I don’t think it’s so easy to explain away though. I have shop staff now and one can listen and hears my words , ask her to repeat what I said and she will do it; verbatim, but the other, she can not stop thinking inside her own head to hear the words I speak.
If I ask her to be silent while I talk to her on the phone, she hears nothing other than the repetition inside her head of the words she never got to speak to me….She can listen but she does not hear any thing.
And as annoying as I find her, my solution is simple, I just don’t allow her to pick up the phone any more.
In the big wide world though I am wondering how many others are listening but can not hear a word for the jumble that is their life, their thoughts and their distractions.
Politicians for instance, an easy one to criticize some of you will suggest, but I ask simply, if they heard the voters would they not do more, faster.
They listen but they fail to hear the tremendous tidal wave sweeping the planet right now of angered voters.
From America to Germany, Spain, Italy and Greece angry mobs are not just rioting for the sake of anarchy they are trying to get the attention of people who have stopped hearing the 99%.

I strongly believe that we have to be taught to hear again.
As a child throughout the first 5 or 6 years of schooling we would all sit around a mat, cross legged and listen the teacher as she read a book to us. I’m sure we all heard it differently for that is the beauty of imagination and fantasy, but after each story was read to us, no matter whether we pictured our selves in the story as the hero or the heroine, the slayer of the savior, we were asked a series of questions and marked upon our answers to the story line to ensure that had basic understanding of the story and its moral. At home even my parents read stories to me, sometimes at bed time and sometimes just sitting on their knee on the lounge room. I loved the safety and the especially the way the words sounded coming from such authoritarian voices.
My parents had no TV, thye listened to radio drama and had to imagine the storyline that they heard. They had to hear or they had nothing.

I wonder these days if children are read to by their busy parents, if teachers still sit children down and read a story to them, teaching a child not just a story but the art of hearing what is spoken.

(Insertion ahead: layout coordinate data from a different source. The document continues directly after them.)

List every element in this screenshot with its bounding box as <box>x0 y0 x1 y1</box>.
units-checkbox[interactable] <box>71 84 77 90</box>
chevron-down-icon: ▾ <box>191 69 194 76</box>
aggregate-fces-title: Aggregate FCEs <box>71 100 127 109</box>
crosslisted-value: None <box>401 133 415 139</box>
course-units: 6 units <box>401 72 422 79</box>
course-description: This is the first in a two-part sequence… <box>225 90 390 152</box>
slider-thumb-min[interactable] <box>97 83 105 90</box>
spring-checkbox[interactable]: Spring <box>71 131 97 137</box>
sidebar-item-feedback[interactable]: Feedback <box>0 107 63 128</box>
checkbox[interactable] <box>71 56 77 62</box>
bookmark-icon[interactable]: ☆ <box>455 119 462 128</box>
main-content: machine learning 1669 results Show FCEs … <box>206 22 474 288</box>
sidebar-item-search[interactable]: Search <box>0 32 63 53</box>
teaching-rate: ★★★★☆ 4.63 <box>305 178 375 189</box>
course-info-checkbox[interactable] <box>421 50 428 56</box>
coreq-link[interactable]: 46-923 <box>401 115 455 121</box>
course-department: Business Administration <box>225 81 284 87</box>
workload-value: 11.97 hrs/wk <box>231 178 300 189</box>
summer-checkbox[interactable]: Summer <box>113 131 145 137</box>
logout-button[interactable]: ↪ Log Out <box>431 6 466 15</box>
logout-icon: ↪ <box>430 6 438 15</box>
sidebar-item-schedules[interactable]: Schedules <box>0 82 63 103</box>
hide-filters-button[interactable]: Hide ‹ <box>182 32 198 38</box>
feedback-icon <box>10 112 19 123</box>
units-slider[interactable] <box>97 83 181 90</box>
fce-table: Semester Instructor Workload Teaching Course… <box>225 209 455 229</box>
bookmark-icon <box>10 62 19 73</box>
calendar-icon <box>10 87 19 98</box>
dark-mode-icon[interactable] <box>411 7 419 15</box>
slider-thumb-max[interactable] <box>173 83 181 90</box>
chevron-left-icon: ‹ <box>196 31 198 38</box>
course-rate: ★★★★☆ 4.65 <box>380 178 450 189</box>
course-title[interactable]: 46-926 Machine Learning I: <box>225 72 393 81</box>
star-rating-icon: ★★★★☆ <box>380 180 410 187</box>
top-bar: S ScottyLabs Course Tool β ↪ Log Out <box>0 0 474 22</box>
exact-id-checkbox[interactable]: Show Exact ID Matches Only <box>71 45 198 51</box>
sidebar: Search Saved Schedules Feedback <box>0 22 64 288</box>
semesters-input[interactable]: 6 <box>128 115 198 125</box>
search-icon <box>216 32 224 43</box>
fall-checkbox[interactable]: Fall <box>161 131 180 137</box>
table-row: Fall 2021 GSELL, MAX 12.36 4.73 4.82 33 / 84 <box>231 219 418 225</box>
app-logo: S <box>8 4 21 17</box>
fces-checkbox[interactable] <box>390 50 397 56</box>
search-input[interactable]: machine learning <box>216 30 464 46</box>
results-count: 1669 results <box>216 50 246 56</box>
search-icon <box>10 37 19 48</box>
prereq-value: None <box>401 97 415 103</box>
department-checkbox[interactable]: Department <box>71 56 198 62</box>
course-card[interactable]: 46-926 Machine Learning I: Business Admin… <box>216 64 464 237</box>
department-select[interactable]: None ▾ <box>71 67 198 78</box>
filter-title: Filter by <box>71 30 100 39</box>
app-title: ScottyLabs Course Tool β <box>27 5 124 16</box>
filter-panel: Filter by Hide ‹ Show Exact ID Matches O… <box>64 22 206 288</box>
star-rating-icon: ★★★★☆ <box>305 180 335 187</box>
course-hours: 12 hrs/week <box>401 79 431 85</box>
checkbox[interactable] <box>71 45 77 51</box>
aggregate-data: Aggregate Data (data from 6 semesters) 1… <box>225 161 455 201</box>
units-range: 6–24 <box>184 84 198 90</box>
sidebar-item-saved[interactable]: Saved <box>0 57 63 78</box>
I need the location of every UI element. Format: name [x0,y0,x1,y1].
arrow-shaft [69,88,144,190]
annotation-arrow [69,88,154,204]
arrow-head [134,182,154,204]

Playing voiceless games of war or myth on the internet is just not the same. Many people listen but few people truly “hear” these days and I find it sad.
In a world at the brink of anarchy in so many countries I wish people would stop and hear the voices of reason, stop and hear the needs of others, stop and hear the disparity between the rich and poor, that both sides would sit and hear the others point of view.
I lived through some tough times in the past year or so in another land and from the beginning people spoke of “dialogue” being the answer…the problem with dialogue is that it means speaking…the problem seemed that no one on the other end of the speak was HEARING the voices as they spoke. Trouble continues to this day as it does in so many other countries right now because listening occurred,  but hearing failed them.


But perhaps there is a simpler truth to it all. As we are so so busy these days texting, interneting, working on multi tasking, perhaps it’s the words of M.Scott Peck that ring the truest of my cause, "You cannot truly listen to anyone and do anything else at the same time."
Perhaps we should stop for a moment and listen to each other. Stop what is so important to “us” and “hear” what is important to another.

Although with the arrogance that much of the world seems to have become accustomed too, the wealth divide and the importance of everyone but us the little guy, perhaps it’s the words of Robert Schuller that speak the most truth of the matter, “Big egos have little ears”.

I enjoy listening, even if its my Sri Lankan staff or Filipino chefs waffling in their own languages.. It is after all how I learnt French, by immersion.. Stick yourself in the middle of a language you don’t understand and eventually you have to listen and hear the words form themselves. It’s a great way to learn, by hearing that which is around you.

And when I’m the only person speaking my own language, well as Franklin Jones stated,” at least by talking to myself, I can count on at least one person listenting.”